Textbooks: Ljungqvist, L. and T. Sargent, "Recursive Macroeconomic Theory"
Gali, J., "New Perspectives on Monetary Policy, Inflation, and the Business Cycle"
Gali, J. and P. Rabanal, "Technology Shocks and Aggregate Fluctuations: How Well Does the Real Business Cycle Model Fit Postwar U.S. Data?"

Economic Policy

The Economic Policy course is presented by DIW researchers from different departments and serves to introduce the students to the institute’s research areas. It includes theory lessons as well as practical hand-on sessions, for example in SOEP data analysis. All students are requested to attend this course.

nach oben

Summer Term

In the second term students can choose from the following list of courses. In addition either a Microeconometrics or a Macroeconometrics course has to be chosen.

Microeconometrics / Macroeconometrics

The course Microeconometrics will be chosen from the manifold lectures in this field offered by the cooperating universities in Berlin. While the curriculum depends on the specific course and year, the lecture typically provides an in-depth introduction to eocnometric models for cross section and panel data. Topics may include linear and non-linear models for panel data, discrete-choice analysis, censored regression and duration models and self-selection models.
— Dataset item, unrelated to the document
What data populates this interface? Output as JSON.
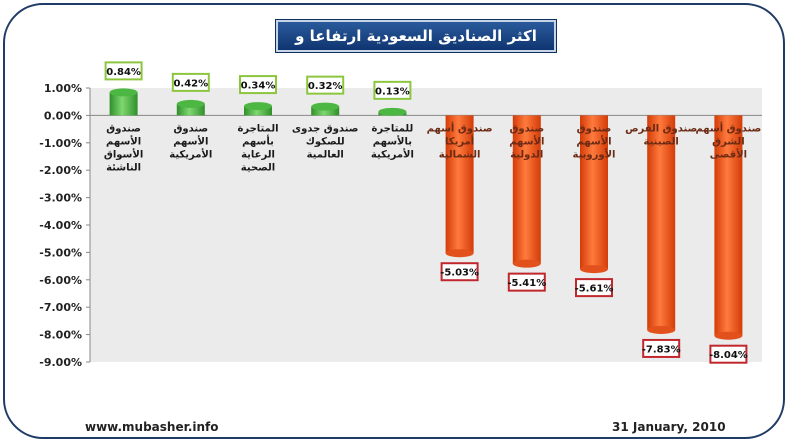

As with Microeconometrics, Macroeconometrics will be chosen from the range of courses offered by Berlin universities. It typically provides an in-depth introduction to the application of econometric techniques to macroeconomic issues. Topics may encompass univariate and multivariate time series techniques, including structural autoregressive models, the concepts of integration and cointegration, and error correction modeling. In addition, ARCH models can be topic of this course, as they are of special importance in the analysis of financial markets.

Two Field Courses

Students choose two additional courses out of the broad programs offered by the three cooperating universities in Berlin. The courses must be at master or doctoral level and fit well to the students' research interests. Whether the courses of your choice qualify to be part of the GC curriculum hinges on their academic level, the specific course syllabuses and your motivation. All BDPEMS-courses automatically qualify for the GC program.


One or two internships at high-level political or research institutions in Germany or abroad allow students to develop an in-depth, practical understanding of what it means to work in applied economic research. These internships can be with institutions anywhere in the world and should last between 6 and 26 weeks. They can also be conducted during later years. For international internships, the Graduate Center may provide financial support to cover travel and living expenses.

Recent students did their internships with institutions like the IMF, World Bank, OECD, ECB or the European Bank for Reconstruction and Development (EBRD).